Key banker sees cost of U.S. bank failures rising
NEW YORK (Reuters) - The cost of U.S. bank failures will continue to rise sharply and will likely exceed the government's current expectations, a leading investment banking executive said on Monday.
James Dunne, senior managing principal of Sandler O'Neill, said he believes up to 1,000 banks will fail during the current crisis and the total bill will surpass the government's latest projection of $100 billion.
"There are a couple absolutes in the crisis," Dunne told the Reuters Global Finance Summit in New York. "Whatever you thought it was going to cost, it has cost more."
Dunne, who has been instrumental in advising major deals with Bank of America Corp (BAC.N) and PNC Financial Services Group (PNC.N), said the cost will be painful for shareholders, but the overall economy and financial markets can withstand the failures.
"It's not going to be painful for the system," he said. "I think these closures will not have a major effect."
So far this year, 123 U.S. banks have been closed, the highest annual level since 1992, during the savings and loan crisis. Last year regulators closed 25 banks; only three failed in 2007.
The Federal Deposit Insurance Corp, which maintains a fund to safeguard bank deposits, has said the pace of failures will remain elevated through 2010 and then start to drop off.
FDIC projections for the total cost of bank failures have crept up over time; the agency's latest figure is $100 billion from 2009 through 2013.
As of the end of the second quarter, 416 U.S. banks were on the FDIC's troubled bank list.
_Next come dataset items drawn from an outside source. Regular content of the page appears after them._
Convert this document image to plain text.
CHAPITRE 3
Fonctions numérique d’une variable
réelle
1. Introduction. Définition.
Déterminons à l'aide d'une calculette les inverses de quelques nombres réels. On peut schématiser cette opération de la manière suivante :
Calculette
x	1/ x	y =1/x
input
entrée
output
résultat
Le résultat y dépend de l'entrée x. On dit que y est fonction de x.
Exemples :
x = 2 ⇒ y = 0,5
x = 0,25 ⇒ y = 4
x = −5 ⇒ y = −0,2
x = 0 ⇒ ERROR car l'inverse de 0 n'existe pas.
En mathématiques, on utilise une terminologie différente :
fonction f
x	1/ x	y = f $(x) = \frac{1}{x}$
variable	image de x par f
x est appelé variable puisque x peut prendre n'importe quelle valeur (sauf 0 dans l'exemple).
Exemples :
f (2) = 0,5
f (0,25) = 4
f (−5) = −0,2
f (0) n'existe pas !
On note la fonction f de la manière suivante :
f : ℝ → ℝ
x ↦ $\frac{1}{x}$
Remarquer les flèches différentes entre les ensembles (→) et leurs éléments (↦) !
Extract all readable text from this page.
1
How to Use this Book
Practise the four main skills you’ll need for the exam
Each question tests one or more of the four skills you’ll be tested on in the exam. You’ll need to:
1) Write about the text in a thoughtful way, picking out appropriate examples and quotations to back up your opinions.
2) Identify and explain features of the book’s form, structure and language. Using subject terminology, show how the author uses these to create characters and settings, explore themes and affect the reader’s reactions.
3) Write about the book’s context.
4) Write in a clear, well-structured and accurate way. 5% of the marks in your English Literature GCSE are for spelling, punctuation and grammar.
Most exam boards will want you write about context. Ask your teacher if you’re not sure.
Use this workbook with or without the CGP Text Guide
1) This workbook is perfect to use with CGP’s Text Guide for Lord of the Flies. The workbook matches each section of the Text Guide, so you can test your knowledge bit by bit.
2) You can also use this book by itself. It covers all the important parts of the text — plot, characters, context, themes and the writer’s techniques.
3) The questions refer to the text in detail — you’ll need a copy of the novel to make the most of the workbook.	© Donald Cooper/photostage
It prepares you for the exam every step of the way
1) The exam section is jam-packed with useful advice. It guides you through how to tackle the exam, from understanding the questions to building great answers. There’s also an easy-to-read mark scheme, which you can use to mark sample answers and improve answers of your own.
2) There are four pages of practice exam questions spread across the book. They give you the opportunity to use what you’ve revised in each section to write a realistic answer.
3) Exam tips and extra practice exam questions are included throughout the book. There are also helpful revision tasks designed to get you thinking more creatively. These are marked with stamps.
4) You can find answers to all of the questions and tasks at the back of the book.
Those banks had total assets of $299.8 billion.
The latest headache for the banking industry has been commercial real estate loan portfolios, many of which are just starting to deteriorate.
Dunne said that headache is better than the crisis in confidence last year when banks were being brought down by deposit runs.
"I think the FDIC has done a terrific job of removing the liquidity issue off the table," he said.
But he said banks can still do more to shore up their balance sheets, particularly through capital-raising, which Dunne said has become a significantly bigger part of Sandler O'Neill's business.
He said regulators have played a key role in the aggressive capital-raising, and said it will continue.
"I think it will be consistent for the next 12 to 18 months," Dunne said about banks doing capital-raising. "I think we'll have a several-year-long cleansing process."